The rates of false negatives and false positives should remain the same (the number of true negatives and true positives will be determined by the population). This is the assumption that the test will have the same accuracy.

So now let's proceed as above, except we need to find the number of positive tests instead of it being a given:

  • $\frac{4}{10}$ have cancer: $4800$ people
  • $11$ of $12$ people with cancer still test positive: $4400$ positive tests ($400$ false negatives--note the false negative rate remains the same through this assumption).

The next part, we need to predict how many false positives we'll get. Assuming it happens at the same rate. Now think about this: where do false positives come from? They come from people that should be negative. In the original example, there were $11856$ people that did not have cancer, of those tested, $240$ came back positive, so the false positive rate was: $\frac{240}{11856} = \frac{5}{247}$. This represents $p(+|\neg \text{cancer})$. This can be slightly tricky to solve (although the above should give some insight):

\begin{align*} p(+) = p(+|\text{cancer})p(\text{cancer}) + p(+|\neg\text{cancer})p(\neg\text{cancer})\\ \frac{31}{1000} = \frac{11}{12}\frac{12}{1000} + x*\left(1 - \frac{12}{1000}\right) \end{align*}

Let's just get rid of the $1000$:

\begin{align*} 31 = 11 + 1000x - 12x \leadsto 20 = 1000x - 12x &&\text{divide everything by 4}\\ 5 = 250x - 3x \leadsto x = \frac{5}{247} && \text{q.e.d.} \end{align*}

OK, back to the example.
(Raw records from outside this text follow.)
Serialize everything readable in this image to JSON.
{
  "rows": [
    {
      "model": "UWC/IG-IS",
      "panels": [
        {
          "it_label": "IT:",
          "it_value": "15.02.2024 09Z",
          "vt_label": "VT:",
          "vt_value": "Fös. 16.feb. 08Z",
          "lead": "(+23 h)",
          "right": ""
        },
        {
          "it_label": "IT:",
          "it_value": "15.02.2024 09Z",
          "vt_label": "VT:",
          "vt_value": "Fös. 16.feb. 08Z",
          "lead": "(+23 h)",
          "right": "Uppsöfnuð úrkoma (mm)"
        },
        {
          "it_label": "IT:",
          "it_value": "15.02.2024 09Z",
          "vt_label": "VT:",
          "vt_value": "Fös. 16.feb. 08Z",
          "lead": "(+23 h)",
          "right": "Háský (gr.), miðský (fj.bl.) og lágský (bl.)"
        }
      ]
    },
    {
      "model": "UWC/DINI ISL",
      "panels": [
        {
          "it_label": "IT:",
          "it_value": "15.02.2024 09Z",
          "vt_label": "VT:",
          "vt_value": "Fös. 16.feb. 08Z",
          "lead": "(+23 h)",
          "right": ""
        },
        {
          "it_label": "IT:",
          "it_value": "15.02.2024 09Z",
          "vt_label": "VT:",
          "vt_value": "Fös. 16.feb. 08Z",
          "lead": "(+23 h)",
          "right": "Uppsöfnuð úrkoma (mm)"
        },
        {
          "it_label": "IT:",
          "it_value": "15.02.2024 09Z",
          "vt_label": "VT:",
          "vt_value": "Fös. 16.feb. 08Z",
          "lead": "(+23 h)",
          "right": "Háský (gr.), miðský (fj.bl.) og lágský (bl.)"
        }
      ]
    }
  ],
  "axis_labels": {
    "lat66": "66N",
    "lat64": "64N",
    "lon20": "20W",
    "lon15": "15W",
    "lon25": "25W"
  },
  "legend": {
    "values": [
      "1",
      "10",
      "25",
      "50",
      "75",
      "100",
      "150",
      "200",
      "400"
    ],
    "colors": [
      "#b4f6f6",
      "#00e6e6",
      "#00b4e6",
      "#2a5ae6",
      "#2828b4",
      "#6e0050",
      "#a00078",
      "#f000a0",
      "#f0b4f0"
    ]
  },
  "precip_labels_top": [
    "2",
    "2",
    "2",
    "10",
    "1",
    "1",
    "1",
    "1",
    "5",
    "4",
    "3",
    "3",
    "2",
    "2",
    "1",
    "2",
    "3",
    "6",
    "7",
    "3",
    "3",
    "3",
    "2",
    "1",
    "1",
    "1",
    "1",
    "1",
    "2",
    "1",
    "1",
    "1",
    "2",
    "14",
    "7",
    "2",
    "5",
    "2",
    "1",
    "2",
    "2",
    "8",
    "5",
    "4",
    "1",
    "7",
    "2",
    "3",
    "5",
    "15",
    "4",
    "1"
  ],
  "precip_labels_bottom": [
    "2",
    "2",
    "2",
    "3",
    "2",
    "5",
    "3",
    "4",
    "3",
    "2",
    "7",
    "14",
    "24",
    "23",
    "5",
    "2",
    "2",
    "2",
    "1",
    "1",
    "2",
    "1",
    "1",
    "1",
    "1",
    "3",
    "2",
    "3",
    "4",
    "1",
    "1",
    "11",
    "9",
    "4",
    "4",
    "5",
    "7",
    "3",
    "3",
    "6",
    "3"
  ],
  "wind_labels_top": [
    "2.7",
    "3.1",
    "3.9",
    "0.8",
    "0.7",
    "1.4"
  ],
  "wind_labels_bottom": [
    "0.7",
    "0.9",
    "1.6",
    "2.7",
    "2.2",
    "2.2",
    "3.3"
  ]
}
We know $\frac{5}{247}$ of the people without cancer will test (falsely) positive, so now we find how many there are:

$$ \frac{5}{247}\cdot 7200 \approx 145.75\ \text{false positives} $$

Giving the total number of positives at approximately $4400 + 145.75 = 4545.75$. So now we do just as we did above: we have $4400$ true positives out of $4545.75$ total positives:

$$ p(\text{cancer}|+) \approx \frac{4400}{4545.75} \approx 96.79\% $$

But you can see from how we found the false positive rate, how we would solve this using the probabilities:

\begin{align*} p(+) =&\ p(+|\text{cancer})p(\text{cancer}) + p(+|\neg\text{cancer})p(\neg\text{cancer}) \\ x =&\ \frac{11}{12}\frac{2}{5} + \frac{5}{247}\frac{3}{5} \\ =&\ \frac{11}{30} + \frac{3}{247} = \frac{2807}{7410} \end{align*}

And finally, using Bayes' Theorem again:

\begin{align*} p(\text{cancer}|+) =&\ \frac{p(+|\text{cancer})p(\text{cancer})}{p(+)} = \frac{\frac{11}{12}\cdot\frac{2}{5}}{\frac{2807}{7410}} \\ =&\ \frac{11}{30}\cdot\frac{7410}{2807} = \frac{11\cdot 247}{2807} \\ =&\ \frac{2717}{2807} \approx 96.79 \% \end{align*}

A note on False Positives/Negatives

If you think about a terminal (or rare) medical diagnosis, you might think that $p(\text{cancer}|+) = 35.5\%$ is an inaccurate test. But you can see that it's actually not (when you take mostly cancer patients, it identifies them with a much higher probability). The false positive rate is "high", but what we should actually care about is the false negative rate. Which if you calculate (from my normalized example), there were $12$ false negatives out of a total of $11,628$ negatives ($12000 - 372$ negatives) giving a false negative rate of $\approx 0.10\%$...

\begin{align*} p(\text{cancer}) =&\ p(\text{cancer}|+)p(+) + p(\text{cancer}|-)p(-) \\ p(\text{cancer}|-) =&\ \frac{p(\text{cancer}) - p(\text{cancer}|+)p(+)}{1 - p(+)} \\ =&\ \frac{\frac{12}{1000} - \frac{11}{31}\cdot\frac{31}{1000}}{\frac{969}{1000}}\\ =&\ \frac{1}{969} \approx 0.103199174407\% \end{align*}

This is important because it should be less dangerous to investigate further (false positive) than it is more dangerous to be wrong and let the disease continue (false negative).